Palavras-chave: HIV; Síndrome de Imunodeficiência Adquirida; Transmissão Vertical de Doença Infecciosa; Enfermagem.
INTRODUÇÃO
O aumento do número de mulheres infectadas pelo Vírus da Imunodeficiência Humana (HIV) caracteriza a feminização da epidemia do HIV. Em decorrência dessa mudança no perfil epidemiológico, estabeleceram-se políticas de prevenção, promoção e atenção integral para o seu enfrentamento com o intuito de reduzir as vulnerabilidades que atingem as mulheres1.
Diante da feminização da epidemia, evidencia-se que grande parte das mulheres infectadas pelo HIV encontra-se em idade fértil. Nesse sentido, ressalta-se a situação da gestação no contexto do HIV, a qual expõe ao risco de transmissão vertical (TV) do HIV. Destaca-se que a TV é a principal via de infecção do HIV na população infantil2.
No Brasil, desde 1994, o protocolo AIDS Clinical Trials Group (ACTG) 076 reduziu os índices de TV do HIV2. Esse protocolo estabeleceu a profilaxia para a mulher e o bebê, o qual consiste na administração de medicamentos antirretrovirais, rotina de consultas e a recomendação de não amamentar3. Além disso, as mulheres devem ter acesso às informações sobre o cuidado com sua saúde para a garantia de uma gravidez saudável e com menor risco à criança4.

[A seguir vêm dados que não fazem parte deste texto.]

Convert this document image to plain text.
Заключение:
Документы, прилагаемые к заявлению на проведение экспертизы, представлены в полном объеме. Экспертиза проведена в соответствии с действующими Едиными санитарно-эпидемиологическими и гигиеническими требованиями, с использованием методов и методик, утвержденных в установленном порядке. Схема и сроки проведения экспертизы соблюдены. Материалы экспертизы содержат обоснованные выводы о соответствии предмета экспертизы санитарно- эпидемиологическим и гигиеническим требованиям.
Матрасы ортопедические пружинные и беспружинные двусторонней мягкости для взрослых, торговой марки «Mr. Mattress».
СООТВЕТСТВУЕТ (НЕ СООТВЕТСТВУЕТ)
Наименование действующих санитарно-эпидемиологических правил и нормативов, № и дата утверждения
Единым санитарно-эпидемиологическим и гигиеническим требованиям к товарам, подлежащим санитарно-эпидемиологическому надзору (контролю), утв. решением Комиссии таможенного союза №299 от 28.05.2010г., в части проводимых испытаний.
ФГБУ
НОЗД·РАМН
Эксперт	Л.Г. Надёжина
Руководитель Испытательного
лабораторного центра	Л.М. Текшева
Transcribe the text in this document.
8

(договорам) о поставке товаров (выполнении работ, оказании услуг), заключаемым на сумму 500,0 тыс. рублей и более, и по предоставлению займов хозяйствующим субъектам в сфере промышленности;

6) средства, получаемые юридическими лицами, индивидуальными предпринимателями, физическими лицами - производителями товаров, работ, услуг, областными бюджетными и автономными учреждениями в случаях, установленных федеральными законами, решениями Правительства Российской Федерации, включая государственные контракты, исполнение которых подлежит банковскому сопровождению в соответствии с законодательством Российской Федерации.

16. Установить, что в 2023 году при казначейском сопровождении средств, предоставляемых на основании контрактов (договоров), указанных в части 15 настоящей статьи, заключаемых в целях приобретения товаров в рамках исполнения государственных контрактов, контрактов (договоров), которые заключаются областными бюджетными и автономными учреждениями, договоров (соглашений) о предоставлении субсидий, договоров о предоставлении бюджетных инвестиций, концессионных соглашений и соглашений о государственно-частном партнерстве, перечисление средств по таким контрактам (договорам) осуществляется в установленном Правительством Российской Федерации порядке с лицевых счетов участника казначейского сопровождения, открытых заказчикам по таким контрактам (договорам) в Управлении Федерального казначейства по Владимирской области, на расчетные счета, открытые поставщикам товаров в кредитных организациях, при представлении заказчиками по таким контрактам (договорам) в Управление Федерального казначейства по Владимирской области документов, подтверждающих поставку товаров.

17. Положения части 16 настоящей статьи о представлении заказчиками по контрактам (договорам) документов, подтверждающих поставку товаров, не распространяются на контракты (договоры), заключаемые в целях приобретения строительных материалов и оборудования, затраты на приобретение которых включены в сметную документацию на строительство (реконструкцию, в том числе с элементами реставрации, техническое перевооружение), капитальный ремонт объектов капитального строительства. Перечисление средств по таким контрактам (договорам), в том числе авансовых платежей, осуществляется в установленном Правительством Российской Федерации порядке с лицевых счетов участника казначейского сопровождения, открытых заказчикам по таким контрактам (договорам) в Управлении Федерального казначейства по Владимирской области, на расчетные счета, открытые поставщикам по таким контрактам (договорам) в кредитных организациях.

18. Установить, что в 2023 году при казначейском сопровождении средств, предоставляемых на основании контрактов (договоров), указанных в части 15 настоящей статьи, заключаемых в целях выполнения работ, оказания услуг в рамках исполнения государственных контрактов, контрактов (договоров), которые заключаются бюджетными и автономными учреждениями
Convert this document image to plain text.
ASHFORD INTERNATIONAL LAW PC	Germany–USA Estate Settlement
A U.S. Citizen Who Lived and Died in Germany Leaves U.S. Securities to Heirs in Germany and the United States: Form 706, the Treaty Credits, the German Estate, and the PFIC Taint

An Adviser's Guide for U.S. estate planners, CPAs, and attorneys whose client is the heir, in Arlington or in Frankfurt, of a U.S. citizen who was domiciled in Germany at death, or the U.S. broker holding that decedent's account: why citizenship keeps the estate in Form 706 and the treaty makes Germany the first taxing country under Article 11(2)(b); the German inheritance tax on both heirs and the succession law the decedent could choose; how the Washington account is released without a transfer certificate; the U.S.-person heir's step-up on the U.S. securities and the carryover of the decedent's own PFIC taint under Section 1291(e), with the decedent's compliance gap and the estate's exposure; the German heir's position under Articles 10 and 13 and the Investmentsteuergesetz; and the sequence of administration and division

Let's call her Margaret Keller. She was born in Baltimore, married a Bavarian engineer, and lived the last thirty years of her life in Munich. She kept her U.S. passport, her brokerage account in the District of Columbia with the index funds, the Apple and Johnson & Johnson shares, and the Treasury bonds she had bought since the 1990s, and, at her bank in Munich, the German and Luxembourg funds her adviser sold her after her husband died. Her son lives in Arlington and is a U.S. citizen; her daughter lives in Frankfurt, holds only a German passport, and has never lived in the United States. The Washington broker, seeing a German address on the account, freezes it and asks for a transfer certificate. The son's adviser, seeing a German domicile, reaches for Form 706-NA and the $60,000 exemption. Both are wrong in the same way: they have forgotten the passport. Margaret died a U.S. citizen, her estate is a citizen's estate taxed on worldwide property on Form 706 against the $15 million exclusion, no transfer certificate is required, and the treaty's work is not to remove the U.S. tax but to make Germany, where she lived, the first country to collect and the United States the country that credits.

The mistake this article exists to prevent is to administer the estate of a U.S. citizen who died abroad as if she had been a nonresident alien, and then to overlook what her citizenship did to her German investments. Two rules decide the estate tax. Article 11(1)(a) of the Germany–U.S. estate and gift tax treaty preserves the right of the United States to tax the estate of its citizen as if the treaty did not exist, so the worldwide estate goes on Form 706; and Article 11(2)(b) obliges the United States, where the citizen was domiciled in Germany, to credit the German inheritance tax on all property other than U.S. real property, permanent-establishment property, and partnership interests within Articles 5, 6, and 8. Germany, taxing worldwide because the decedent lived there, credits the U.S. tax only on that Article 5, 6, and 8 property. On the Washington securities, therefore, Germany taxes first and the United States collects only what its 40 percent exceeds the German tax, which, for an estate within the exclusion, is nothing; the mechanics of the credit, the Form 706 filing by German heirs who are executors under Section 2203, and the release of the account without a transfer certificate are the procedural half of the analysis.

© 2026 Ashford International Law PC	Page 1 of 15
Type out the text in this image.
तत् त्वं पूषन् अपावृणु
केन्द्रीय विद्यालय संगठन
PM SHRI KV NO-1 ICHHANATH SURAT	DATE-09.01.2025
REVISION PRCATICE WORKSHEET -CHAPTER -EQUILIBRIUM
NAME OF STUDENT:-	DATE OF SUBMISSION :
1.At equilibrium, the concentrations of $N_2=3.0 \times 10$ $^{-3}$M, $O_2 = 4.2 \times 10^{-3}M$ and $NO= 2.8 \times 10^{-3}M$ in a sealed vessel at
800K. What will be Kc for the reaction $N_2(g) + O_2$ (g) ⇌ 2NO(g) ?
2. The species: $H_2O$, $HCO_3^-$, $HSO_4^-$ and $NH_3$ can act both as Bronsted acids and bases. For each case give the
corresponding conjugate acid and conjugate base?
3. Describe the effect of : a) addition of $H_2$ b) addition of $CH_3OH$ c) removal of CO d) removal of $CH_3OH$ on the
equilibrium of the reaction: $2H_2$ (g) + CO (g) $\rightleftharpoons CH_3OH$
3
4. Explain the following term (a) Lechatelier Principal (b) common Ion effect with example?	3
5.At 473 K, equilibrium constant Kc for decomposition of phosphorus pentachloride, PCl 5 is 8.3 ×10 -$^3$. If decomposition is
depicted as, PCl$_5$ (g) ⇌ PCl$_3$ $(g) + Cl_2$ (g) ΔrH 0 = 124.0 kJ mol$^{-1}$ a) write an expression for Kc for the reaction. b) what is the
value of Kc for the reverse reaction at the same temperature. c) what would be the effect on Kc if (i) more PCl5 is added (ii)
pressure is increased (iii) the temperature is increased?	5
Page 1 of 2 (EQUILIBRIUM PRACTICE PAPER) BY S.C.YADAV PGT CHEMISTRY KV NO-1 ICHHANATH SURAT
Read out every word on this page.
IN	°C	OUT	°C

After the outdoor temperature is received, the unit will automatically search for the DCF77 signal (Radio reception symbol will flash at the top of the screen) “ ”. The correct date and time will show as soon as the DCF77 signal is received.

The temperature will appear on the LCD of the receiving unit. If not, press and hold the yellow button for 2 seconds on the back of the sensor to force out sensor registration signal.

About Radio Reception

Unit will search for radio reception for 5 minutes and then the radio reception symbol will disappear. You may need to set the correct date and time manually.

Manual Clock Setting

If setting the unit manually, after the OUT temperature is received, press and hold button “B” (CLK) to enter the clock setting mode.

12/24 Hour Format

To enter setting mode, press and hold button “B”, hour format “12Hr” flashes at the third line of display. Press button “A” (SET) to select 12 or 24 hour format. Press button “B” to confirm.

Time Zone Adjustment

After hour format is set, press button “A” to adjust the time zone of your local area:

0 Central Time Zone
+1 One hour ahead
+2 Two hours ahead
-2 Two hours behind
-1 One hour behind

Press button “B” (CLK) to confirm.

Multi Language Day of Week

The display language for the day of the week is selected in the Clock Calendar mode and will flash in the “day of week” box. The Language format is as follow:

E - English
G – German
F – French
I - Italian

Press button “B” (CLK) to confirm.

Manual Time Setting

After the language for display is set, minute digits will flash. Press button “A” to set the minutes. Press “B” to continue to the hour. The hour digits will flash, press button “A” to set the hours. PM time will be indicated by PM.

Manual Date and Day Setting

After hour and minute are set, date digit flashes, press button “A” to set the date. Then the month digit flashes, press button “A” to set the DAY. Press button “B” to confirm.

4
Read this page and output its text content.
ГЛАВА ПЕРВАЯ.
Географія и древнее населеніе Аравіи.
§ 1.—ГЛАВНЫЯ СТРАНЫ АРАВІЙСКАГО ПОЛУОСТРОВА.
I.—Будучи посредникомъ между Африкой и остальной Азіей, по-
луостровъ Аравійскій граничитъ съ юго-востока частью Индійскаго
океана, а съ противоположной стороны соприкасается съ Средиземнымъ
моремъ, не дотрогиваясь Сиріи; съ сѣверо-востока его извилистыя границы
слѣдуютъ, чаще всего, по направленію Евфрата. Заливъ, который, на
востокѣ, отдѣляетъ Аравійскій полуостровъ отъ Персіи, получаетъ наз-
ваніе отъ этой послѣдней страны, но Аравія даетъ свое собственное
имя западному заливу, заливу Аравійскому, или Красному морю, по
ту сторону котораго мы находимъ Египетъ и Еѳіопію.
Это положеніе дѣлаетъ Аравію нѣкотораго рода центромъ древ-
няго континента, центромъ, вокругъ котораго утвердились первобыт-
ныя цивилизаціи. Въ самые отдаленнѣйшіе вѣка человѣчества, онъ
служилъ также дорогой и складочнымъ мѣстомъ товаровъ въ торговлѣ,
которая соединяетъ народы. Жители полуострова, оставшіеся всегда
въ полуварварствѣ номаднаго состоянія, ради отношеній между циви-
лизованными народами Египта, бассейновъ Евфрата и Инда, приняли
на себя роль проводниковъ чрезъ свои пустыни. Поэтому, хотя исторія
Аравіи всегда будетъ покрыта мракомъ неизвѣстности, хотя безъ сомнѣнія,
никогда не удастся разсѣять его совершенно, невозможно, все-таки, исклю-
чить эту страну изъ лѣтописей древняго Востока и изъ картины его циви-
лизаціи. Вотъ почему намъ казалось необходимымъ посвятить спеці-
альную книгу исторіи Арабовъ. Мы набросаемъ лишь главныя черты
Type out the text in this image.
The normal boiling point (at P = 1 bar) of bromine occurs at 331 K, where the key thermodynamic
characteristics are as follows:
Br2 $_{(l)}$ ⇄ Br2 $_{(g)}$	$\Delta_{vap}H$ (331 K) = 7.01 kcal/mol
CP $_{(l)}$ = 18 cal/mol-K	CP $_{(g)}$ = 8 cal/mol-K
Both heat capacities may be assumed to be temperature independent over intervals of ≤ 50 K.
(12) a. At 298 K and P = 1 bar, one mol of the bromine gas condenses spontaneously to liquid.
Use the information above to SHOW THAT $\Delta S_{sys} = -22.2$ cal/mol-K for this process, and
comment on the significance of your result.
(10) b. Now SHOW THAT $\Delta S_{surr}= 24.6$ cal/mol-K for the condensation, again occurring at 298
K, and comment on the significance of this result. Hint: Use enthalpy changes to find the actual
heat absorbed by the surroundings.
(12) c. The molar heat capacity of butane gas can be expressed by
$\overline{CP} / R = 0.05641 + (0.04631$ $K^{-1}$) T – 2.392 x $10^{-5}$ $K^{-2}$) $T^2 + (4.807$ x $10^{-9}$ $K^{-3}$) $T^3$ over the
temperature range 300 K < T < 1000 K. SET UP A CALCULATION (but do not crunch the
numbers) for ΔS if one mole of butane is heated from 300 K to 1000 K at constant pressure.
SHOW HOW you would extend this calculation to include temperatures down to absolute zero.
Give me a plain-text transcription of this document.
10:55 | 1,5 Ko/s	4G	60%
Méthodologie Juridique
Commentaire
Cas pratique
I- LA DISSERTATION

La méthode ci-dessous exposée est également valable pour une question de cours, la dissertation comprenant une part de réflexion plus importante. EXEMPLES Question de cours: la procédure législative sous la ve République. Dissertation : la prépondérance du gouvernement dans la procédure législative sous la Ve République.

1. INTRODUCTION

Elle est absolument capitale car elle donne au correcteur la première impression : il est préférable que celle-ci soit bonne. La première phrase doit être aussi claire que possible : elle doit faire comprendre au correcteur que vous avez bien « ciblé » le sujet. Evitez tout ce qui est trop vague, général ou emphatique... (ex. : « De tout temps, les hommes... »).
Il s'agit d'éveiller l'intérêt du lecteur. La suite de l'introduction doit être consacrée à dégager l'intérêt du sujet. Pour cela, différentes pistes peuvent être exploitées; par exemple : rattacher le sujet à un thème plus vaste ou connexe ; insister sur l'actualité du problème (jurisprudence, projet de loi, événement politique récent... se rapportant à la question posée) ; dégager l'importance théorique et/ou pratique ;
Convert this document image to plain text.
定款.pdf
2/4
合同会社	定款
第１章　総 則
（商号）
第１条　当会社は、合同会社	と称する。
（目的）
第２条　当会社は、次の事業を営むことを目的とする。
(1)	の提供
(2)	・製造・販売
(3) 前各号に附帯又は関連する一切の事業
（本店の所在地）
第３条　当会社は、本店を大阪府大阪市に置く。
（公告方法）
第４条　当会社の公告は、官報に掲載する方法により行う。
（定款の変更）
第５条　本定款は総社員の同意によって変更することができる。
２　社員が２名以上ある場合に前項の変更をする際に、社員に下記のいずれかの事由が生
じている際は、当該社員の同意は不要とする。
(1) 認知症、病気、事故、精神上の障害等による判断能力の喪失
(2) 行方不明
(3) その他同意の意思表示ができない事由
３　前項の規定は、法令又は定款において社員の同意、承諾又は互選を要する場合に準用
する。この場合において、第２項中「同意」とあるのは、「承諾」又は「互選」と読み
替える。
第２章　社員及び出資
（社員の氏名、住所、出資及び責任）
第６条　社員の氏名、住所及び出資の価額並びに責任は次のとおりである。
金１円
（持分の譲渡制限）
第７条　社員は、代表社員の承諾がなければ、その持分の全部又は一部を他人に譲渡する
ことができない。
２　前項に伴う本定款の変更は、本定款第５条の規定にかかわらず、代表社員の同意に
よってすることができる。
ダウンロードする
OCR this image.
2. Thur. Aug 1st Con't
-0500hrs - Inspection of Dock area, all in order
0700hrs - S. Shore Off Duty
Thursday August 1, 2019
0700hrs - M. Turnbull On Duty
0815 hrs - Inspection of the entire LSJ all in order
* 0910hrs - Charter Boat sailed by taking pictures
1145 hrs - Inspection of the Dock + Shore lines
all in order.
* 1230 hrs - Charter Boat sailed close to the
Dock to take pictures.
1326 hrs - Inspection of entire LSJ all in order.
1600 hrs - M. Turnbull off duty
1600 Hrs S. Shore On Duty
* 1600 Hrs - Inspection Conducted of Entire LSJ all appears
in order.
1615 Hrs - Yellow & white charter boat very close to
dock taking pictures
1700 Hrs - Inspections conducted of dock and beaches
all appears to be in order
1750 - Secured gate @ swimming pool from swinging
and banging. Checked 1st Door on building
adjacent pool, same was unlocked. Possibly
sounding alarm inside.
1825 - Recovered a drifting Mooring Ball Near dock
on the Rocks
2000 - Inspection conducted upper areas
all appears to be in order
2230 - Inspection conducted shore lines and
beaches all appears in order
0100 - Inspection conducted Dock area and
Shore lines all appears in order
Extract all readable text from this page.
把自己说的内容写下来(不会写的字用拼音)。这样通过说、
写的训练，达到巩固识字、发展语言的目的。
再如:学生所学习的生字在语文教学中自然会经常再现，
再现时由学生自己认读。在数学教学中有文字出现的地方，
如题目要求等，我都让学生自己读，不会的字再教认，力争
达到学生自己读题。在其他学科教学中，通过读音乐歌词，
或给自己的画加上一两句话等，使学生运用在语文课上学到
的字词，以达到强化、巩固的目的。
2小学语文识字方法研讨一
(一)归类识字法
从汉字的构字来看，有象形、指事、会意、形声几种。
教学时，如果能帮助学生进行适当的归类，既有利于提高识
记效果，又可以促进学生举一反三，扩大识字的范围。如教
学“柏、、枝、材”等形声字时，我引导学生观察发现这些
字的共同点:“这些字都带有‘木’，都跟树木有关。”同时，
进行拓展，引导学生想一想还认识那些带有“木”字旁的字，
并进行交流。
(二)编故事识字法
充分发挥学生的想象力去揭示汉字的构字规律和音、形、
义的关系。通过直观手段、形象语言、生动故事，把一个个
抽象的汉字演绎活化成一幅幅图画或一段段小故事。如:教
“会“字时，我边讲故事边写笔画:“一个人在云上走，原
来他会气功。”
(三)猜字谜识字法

Nessa perspectiva, configura-se a necessidade de efetivar a aplicação da política pública de atenção no pré-natal, de forma que garanta a triagem sorológica anti-HIV com aconselhamento pré e pós-teste de maneira precoce. A cobertura insuficiente na realização desse teste se mostra como um fator limitador para o pleno controle da TV5.
A operacionalização da estratégia de profilaxia da TV do HIV requer a atenção, o apoio e a integração dos profissionais de saúde para reconhecer as ações preventivas nos diferentes cenários6,7 e, assim, desenvolver orientações por meio da educação em saúde. O enfermeiro, como integrante da equipe de saúde, assume as ações correspondentes ao cuidado de enfermagem.
Tais ações devem estar pautadas nos princípios da humanização e na empatia entre enfermeiro e quem está sendo cuidado, a fim de minimizar as dúvidas e o sofrimento do casal e para que a profilaxia seja realizada com êxito8. O cuidado de enfermagem, neste panorama, se configura em um processo de escuta às demandas, troca de informações e apoio emocional ao casal, mediadas pelo diálogo que visa estabelecer uma relação de confiança e possibilita atuar nas suas especificidades. Dessa forma, permite designar intervenções específicas para cada dificuldade, em busca de um atendimento permeado pela ética e pelo compromisso com a vida humana9.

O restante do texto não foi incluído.